Image of painting titled Clam Gatherers


“All that is within me cries out to go back to my home on the Hudson River."   Franklin Delano Roosevelt

Throughout history, people have gravitated to waterways.  Creeks, lagoons, lakes, rivers and the sea provide sustenance, convenience, strategic location, and great beauty.  Depictions of these vistas can be fierce and foreboding or calm and serene.  Scenes of rocky coastlines and sandy beaches or vessels at sea have long been a popular subject for artists.  The many ways humans relate to bodies of water for recreation, industry, development, and warfare have provided artists with inspiration and a wide range of subjects to commit to canvas.

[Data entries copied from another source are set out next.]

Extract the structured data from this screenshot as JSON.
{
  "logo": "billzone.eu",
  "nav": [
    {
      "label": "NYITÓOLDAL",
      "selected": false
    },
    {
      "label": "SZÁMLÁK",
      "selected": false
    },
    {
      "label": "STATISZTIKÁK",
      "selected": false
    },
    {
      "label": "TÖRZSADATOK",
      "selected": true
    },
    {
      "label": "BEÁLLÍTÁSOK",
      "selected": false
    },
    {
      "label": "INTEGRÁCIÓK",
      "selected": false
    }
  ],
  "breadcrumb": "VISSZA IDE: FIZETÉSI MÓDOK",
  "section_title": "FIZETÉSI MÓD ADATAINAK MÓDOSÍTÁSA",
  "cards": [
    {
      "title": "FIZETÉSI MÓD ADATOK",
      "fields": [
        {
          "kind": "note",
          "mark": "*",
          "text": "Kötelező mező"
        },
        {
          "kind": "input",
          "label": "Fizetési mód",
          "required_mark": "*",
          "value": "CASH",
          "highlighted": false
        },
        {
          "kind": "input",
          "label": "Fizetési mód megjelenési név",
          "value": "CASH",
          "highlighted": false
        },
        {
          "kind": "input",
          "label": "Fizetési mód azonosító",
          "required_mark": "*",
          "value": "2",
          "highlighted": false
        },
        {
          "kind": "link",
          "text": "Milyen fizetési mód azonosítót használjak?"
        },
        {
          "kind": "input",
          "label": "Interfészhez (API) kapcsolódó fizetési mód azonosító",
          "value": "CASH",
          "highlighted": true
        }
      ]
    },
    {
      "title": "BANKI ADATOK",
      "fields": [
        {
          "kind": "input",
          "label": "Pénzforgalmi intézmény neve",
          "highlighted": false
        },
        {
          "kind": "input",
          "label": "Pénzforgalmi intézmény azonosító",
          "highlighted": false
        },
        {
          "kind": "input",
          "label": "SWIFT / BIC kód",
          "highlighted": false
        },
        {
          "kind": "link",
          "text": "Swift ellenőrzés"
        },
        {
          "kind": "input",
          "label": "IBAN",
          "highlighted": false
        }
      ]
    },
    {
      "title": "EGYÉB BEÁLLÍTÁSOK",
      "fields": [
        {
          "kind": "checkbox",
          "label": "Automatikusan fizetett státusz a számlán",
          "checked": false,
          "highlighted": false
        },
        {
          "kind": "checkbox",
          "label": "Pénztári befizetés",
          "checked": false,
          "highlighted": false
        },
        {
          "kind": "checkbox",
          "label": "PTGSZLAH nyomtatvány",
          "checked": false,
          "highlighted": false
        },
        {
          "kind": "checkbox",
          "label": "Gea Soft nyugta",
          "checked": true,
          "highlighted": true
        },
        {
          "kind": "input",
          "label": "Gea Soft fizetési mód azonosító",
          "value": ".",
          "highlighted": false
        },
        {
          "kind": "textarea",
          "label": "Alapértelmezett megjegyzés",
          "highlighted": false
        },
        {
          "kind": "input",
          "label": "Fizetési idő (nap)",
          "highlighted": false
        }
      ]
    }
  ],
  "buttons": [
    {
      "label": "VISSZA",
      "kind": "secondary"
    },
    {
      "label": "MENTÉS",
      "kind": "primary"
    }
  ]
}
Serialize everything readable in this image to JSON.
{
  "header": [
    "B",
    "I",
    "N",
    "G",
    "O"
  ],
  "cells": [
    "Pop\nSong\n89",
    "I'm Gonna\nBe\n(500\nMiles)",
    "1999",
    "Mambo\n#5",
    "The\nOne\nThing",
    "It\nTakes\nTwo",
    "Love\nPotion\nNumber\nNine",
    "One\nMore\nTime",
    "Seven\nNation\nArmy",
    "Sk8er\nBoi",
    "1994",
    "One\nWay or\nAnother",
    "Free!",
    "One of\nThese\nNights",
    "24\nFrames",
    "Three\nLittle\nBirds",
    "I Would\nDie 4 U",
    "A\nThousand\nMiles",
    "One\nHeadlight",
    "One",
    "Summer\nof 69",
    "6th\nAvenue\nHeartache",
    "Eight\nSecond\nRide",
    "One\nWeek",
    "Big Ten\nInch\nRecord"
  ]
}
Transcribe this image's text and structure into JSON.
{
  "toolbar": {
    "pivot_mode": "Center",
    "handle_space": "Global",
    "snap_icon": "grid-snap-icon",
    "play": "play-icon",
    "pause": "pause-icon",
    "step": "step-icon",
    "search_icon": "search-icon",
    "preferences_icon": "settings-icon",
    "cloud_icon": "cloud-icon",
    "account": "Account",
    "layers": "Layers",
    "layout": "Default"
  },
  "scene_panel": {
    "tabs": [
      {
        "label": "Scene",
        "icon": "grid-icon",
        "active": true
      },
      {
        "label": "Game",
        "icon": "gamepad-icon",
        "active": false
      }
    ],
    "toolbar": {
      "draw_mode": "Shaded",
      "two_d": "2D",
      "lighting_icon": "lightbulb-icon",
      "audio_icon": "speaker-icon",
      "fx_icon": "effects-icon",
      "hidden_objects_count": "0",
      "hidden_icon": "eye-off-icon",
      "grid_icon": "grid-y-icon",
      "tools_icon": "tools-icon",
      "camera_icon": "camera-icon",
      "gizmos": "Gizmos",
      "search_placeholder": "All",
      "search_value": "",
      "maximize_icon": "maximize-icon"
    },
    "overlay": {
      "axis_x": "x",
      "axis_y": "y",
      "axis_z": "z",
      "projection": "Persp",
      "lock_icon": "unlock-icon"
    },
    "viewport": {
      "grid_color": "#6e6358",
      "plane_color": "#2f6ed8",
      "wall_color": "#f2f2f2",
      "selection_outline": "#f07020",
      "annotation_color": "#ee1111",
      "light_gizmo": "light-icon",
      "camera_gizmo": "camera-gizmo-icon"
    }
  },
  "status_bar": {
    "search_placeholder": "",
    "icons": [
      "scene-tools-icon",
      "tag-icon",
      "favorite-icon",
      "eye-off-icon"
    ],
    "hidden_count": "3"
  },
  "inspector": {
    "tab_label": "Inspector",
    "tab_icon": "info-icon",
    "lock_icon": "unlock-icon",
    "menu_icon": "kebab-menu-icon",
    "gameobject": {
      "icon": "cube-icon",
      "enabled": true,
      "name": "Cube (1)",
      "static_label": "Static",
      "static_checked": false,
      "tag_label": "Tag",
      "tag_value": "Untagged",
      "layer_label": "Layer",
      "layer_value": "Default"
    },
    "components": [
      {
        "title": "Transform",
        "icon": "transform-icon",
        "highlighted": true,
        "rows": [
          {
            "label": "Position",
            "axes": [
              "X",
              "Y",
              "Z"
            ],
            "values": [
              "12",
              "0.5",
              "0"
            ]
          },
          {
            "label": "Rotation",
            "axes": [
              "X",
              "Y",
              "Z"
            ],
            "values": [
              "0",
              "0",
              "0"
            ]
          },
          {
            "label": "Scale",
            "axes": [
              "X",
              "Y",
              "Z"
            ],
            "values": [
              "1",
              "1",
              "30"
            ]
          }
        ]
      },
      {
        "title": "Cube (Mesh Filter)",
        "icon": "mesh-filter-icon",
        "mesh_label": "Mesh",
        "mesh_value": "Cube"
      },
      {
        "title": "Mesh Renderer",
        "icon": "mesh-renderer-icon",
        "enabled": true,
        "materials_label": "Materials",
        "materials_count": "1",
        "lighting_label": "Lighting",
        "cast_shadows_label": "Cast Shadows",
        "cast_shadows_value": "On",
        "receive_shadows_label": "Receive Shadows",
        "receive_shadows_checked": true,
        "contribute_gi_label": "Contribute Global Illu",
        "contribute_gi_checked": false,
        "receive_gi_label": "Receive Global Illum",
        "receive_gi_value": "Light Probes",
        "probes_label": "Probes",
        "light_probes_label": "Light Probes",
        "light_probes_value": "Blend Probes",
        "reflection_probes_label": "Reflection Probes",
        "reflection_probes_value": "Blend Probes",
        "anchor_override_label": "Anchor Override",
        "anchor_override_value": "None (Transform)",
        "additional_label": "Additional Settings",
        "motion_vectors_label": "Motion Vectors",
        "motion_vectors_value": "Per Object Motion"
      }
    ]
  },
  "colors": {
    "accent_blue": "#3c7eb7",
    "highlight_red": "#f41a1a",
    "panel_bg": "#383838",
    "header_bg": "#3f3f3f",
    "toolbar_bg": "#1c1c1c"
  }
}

Although landscape paintings were extremely popular in the late nineteenth and early twentieth centuries, waterscapes or marine paintings also had great fascination for art collectors.  At this time, wealthy families regularly traveled domestically. They often journeyed to cooler climates during the hot and humid summers, with mountain resorts and the seaside as frequent destinations.  Many built summer homes where they would spend several months every year.  These homes were filled with decorative and fine arts, including ones of marine subjects.

Nostalgia for youthful and languid summers at the beach, lakeside idylls, and transatlantic journeys fueled the collecting of maritime paintings. Works that depicted aquatic scenes were considered the appropriate decorating choices for less formal and more relaxed viewing.